Molecular weight of polydisperse icodextrin effects its oncotic contribution to water transport

Abstract

Icodextrin, a mixture of polysaccharides of alpha-(1 --> 4) polyglucopyranose having 10% branched chains, is clinically available as a D-glucose substitute for peritoneal dialysis (PD). Due to the high intraperitoneal retention time of this glucose polymer (GP), water transport from the vessels to the peritoneal cavity is prolonged even in PD patients with high peritoneal permeability. The purpose of this study was to elucidate why 7.5% icodextrin solution has such a broad distribution of molecular weights. A gel permeation chromatography study indicated that the average molecular weight was about 18.0 kDa in terms of number average (Mn) and 31.3 kDa in terms of weight average (Mw), respectively, resulting in a polydispersity index (Mn/Mw) of 1.74. Five fractions of GP having Mn values of 41.3, 19.3, 8.3, 3.8, and 2.1 kDa, respectively, produced 0.24, 0.49, 0.50, 0.08, and 0.03 mOsmol/kg H2O of colloid osmotic pressure. Water transport through a membrane having a molecular cutoff of 15 kDa was simulated using the mass transfer coefficient and reflection coefficient for each fraction. Fractions with Mn values of 19.3 and 8.3 kDa contributed to water transport dominantly (approximately 76%), while only 18%, 5%, and 3% of total water removal was contributed by fractions with Mn values of 41.3, 3.8 and 2.1 kDa, respectively.
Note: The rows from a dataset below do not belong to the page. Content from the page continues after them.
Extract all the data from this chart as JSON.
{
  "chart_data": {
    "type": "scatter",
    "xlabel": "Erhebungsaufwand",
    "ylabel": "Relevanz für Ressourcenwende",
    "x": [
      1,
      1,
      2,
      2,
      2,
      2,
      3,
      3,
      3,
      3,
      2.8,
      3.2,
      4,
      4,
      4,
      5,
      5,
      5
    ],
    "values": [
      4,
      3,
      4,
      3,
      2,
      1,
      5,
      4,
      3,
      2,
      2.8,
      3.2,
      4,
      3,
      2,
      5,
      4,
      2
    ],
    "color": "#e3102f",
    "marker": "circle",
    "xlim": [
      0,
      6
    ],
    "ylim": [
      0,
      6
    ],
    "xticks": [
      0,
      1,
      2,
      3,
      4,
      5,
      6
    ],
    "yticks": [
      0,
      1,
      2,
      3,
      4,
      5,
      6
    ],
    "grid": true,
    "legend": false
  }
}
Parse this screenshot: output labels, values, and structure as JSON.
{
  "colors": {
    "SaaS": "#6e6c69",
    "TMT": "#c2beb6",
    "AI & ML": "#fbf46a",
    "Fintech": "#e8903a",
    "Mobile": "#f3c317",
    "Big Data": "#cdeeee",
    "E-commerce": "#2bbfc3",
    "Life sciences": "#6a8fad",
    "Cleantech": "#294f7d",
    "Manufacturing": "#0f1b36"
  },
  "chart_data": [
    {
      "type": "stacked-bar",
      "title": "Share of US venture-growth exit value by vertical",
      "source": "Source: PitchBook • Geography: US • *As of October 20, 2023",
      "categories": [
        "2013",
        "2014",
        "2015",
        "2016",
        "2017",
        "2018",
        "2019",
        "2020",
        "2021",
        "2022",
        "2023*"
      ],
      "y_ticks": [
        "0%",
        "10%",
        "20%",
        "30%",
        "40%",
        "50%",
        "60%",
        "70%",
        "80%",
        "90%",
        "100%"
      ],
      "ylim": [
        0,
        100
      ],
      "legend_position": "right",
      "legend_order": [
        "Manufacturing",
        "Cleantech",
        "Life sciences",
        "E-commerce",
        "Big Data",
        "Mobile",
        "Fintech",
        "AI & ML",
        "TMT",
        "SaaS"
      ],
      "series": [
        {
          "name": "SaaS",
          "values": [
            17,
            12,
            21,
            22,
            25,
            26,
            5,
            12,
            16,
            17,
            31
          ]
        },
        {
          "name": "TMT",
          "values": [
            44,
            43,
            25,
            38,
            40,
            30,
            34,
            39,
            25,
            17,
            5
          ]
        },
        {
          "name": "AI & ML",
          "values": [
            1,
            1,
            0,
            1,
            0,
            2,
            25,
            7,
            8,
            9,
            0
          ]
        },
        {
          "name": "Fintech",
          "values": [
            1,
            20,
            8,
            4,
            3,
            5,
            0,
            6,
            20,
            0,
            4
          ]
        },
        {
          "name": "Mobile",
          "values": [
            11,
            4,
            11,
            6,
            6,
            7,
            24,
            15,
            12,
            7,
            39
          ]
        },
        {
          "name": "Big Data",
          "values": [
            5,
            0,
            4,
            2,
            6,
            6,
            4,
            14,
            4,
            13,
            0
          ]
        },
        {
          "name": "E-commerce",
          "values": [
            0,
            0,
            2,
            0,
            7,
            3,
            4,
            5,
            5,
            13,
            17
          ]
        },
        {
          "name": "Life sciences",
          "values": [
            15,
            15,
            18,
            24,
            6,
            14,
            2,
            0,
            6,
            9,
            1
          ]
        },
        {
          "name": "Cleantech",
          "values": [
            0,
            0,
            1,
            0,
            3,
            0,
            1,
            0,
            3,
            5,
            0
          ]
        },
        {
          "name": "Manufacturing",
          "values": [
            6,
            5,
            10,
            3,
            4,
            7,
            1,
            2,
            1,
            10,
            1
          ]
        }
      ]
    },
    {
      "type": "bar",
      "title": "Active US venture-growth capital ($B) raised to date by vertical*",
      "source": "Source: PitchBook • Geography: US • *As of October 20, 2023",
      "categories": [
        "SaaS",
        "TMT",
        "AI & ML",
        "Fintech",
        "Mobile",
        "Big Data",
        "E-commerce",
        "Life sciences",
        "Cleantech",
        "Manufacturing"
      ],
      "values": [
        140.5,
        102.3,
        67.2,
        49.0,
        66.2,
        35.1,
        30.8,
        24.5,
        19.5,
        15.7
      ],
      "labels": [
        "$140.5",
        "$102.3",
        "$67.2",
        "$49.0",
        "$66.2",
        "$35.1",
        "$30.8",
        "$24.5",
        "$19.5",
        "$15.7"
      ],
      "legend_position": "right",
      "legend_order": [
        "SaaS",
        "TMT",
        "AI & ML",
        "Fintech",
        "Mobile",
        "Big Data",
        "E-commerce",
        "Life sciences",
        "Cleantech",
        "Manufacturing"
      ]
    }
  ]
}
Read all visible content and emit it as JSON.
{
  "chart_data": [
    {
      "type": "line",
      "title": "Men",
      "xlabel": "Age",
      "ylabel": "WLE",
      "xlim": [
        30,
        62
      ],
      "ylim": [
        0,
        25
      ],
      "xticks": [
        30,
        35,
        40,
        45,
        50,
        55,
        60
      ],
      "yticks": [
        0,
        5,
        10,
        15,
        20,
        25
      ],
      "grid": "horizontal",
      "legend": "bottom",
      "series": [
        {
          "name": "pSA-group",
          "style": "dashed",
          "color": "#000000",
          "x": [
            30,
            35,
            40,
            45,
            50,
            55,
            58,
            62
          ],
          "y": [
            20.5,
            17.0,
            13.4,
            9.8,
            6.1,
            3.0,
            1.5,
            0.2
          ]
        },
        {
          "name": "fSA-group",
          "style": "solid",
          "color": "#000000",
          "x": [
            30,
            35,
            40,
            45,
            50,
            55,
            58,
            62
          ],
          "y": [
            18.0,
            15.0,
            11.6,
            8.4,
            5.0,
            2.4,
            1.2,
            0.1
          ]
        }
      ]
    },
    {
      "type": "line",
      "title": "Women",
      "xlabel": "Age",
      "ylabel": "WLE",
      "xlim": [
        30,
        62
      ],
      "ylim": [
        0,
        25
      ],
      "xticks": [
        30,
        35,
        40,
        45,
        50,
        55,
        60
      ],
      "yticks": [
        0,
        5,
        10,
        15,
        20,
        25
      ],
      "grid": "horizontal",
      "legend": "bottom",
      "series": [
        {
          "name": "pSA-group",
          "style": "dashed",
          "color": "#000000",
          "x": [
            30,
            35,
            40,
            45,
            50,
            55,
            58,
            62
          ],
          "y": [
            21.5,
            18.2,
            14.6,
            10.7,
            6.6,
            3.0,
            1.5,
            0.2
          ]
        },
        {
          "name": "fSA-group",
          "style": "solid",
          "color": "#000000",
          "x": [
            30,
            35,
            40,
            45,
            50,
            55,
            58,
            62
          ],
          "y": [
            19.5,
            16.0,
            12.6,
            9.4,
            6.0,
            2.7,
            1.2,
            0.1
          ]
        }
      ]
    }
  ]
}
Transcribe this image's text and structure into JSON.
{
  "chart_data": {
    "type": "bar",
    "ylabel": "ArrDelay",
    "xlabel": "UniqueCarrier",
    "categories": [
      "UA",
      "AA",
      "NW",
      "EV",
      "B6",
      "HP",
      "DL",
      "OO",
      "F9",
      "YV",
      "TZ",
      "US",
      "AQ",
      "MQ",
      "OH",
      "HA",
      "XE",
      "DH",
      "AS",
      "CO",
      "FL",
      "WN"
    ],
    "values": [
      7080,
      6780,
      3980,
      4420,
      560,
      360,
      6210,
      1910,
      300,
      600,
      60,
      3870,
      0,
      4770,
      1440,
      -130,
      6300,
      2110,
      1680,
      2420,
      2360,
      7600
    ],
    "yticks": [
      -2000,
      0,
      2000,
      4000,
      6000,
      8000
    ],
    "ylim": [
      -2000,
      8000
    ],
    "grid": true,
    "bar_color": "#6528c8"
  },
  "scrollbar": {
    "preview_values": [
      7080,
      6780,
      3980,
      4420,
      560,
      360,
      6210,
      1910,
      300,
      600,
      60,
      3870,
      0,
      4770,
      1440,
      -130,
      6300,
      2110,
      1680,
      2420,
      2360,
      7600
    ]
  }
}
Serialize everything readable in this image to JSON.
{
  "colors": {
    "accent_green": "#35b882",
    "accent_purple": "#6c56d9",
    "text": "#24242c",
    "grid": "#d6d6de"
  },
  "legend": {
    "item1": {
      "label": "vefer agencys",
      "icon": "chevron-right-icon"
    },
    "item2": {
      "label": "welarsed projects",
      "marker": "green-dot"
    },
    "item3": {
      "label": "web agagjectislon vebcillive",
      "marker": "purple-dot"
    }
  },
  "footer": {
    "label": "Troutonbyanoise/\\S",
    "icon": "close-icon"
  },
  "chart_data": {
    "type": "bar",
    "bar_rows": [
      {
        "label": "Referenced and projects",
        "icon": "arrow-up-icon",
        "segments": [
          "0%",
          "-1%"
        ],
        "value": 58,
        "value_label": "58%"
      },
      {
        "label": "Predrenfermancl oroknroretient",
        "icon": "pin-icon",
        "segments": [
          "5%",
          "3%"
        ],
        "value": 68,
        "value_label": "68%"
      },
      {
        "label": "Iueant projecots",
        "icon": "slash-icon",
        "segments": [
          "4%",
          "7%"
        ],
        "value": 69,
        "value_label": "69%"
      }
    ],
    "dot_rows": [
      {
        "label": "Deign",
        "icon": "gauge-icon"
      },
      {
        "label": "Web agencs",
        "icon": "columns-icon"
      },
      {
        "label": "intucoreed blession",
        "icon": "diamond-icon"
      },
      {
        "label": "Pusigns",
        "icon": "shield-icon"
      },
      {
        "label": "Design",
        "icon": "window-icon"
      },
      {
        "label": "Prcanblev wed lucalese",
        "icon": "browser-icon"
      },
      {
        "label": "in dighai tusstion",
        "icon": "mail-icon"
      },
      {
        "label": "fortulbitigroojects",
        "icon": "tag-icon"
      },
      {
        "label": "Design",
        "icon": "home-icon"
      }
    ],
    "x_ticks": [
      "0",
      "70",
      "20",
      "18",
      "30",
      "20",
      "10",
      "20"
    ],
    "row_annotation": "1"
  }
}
As a result of enzymatic degradation for 10 h by 2, 10, or 20 U/l alpha-amylase, a decrease in the high molecular weight zone (40-60 kDa) and a rise in the low molecular weight zone (1-2 kDa) were seen with few change in the distribution profile between 4 and 30 kDa. These results suggested that fractions in the molecular range between 8.3 and 19.3 kDa, where the distribution profile was less influenced by enzymatic degradation, preferably contributed to water transport.